Отсюда приобретают новое значение черты политического спектакля при социализме. Всем известен церемониальный, спектакулярный характер партийных съездов, разыгрывавшихся по сценарию, в котором все детали должны быть соблюдены, иначе у депутатов возникало ощущение какой-то неполадки в государственной машине, нарушения (как это было на ХХ съезде). Политический спектакль является средством политической коммуникации — коммуникации с собственым населением и с иностранными державами. С одной стороны, руководители страны ставят свое население и руководителей других стран в известность о том, какова их политическая линия. Это демонстративные жесты: «мы устраняем левый уклон», «мы отстаиваем приоритет военной промышленности». Как в рассказе Борхеса разведчик убивает человека по имени Альбер, чтобы сообщить своему боссу в далекой стране, что секретный пункт, который нужно разбомбить, называется «Альбер» — так же вожди используют в качестве означающих людей, этносы, города. Грубо говоря, когда в 1950-м расстреливают бывшего директора Госплана Вознесенского, то это означает: «тот, кто отдает приоритет производству предметов потребления, должен быть убит».
В коммуникации с собственным населением власти не только односторонне выносят оценки, «кто хороший, кто плохой». Власти, особенно в идеологизированном государстве, проводят воспитательную работу, — с помощью спектакля они демонстрируют свое представление, как общество должно функционировать. У них нет задачи прийти к абсолютному покою. Наоборот, все время должно что-то происходить. Это что-то должно иметь «воспитательный» характер.

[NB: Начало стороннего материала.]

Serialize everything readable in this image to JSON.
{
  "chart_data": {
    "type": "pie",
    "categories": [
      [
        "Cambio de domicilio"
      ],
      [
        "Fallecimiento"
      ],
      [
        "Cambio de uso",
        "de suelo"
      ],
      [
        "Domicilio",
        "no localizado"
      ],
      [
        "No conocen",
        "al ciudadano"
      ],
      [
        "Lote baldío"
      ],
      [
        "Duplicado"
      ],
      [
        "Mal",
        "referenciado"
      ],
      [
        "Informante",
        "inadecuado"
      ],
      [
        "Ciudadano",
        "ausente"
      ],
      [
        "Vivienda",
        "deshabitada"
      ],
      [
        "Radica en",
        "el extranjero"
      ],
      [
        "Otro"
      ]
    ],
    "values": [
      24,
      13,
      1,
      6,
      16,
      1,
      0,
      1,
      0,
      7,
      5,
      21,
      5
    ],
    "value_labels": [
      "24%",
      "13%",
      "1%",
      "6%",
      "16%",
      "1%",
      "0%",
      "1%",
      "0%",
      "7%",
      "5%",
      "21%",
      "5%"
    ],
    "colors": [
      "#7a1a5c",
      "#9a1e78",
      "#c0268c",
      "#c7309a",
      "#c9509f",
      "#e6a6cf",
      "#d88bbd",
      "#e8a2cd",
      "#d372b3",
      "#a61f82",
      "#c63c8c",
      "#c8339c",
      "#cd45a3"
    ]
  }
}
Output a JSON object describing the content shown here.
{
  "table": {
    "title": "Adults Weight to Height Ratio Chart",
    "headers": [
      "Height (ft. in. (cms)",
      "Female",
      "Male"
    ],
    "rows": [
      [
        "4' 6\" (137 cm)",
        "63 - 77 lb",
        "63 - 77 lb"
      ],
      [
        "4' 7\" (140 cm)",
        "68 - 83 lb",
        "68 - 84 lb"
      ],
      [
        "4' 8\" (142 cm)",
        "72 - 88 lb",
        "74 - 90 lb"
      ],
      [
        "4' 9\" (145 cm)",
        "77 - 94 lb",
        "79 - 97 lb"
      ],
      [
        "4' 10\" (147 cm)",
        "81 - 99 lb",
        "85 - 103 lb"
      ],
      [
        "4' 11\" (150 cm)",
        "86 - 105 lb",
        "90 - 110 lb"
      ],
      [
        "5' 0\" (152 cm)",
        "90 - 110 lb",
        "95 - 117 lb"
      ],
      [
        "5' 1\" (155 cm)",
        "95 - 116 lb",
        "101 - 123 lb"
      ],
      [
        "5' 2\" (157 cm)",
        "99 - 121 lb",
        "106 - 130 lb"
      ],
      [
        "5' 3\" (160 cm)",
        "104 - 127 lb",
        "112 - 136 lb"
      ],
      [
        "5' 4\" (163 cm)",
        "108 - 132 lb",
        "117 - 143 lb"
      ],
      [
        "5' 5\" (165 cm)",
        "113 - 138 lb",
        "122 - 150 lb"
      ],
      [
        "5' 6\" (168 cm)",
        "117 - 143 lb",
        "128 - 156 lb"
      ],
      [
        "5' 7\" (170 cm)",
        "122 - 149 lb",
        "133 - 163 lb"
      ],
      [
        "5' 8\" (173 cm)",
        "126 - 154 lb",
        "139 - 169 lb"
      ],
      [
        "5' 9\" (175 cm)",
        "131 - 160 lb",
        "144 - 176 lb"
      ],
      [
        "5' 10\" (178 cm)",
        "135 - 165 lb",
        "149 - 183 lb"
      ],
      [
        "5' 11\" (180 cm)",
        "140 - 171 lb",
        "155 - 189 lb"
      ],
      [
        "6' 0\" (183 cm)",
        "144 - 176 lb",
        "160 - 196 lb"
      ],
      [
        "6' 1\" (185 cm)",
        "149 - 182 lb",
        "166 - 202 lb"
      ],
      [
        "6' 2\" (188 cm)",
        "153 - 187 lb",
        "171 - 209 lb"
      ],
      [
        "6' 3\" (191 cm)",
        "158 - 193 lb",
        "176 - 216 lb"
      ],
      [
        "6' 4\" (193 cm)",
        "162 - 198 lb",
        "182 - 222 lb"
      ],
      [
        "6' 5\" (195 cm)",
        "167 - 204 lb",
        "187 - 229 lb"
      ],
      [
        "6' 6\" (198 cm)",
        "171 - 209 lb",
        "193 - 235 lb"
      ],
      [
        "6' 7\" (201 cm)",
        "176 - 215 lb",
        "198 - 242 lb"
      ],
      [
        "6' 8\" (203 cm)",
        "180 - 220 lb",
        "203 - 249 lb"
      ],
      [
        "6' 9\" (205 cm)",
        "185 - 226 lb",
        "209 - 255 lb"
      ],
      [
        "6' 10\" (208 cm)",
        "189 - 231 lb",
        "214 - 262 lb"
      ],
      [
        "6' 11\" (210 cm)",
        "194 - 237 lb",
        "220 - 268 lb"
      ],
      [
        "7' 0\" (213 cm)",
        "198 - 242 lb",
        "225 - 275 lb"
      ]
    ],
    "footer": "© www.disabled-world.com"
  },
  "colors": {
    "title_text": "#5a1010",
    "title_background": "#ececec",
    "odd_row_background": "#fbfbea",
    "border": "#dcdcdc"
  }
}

В риторике сталинских процессов преобладают оценки, характеризующие «черты общественного характера»: что обсуждается — это каким образом общество или его член преодолевают препятствия и имеют дело с трудностями: выражения общественно-политического слэнга, такие как «оппортунизм», «левый уклон», «ревизионизм» или «консерватизм» означают не набор взглядов, а характер поведения в трудных обстоятельствах: «оппортунизм», например, означает тенденцию к тому, чтобы пользоваться любой возникающей легкой возможностью для достижения результатов, в ущерб последовательности при осуществлении генеральной линии (вот почему и сегодня коммунистический политический язык кажется нам штампованным и не всегда понятным). Более того, бывает «правый» и «левый оппортунизм». Например, в понимании китайцев, Хрущев был подвержен обоим: «Проводя в один момент авантюрную политику, он отправил ракеты на Кубу, а подчиняясь в следующий момент капитуляционистской политике, он покорно убрал ракеты и бомбардировщики с Кубы, по приказу американских пиратов… Принося, таким образом, постыдное унижение великим советским людям, не знавшим подобного в течение сорока и более лет, со времен Октябрьской революции» («Красный флаг», 21 ноября 1964).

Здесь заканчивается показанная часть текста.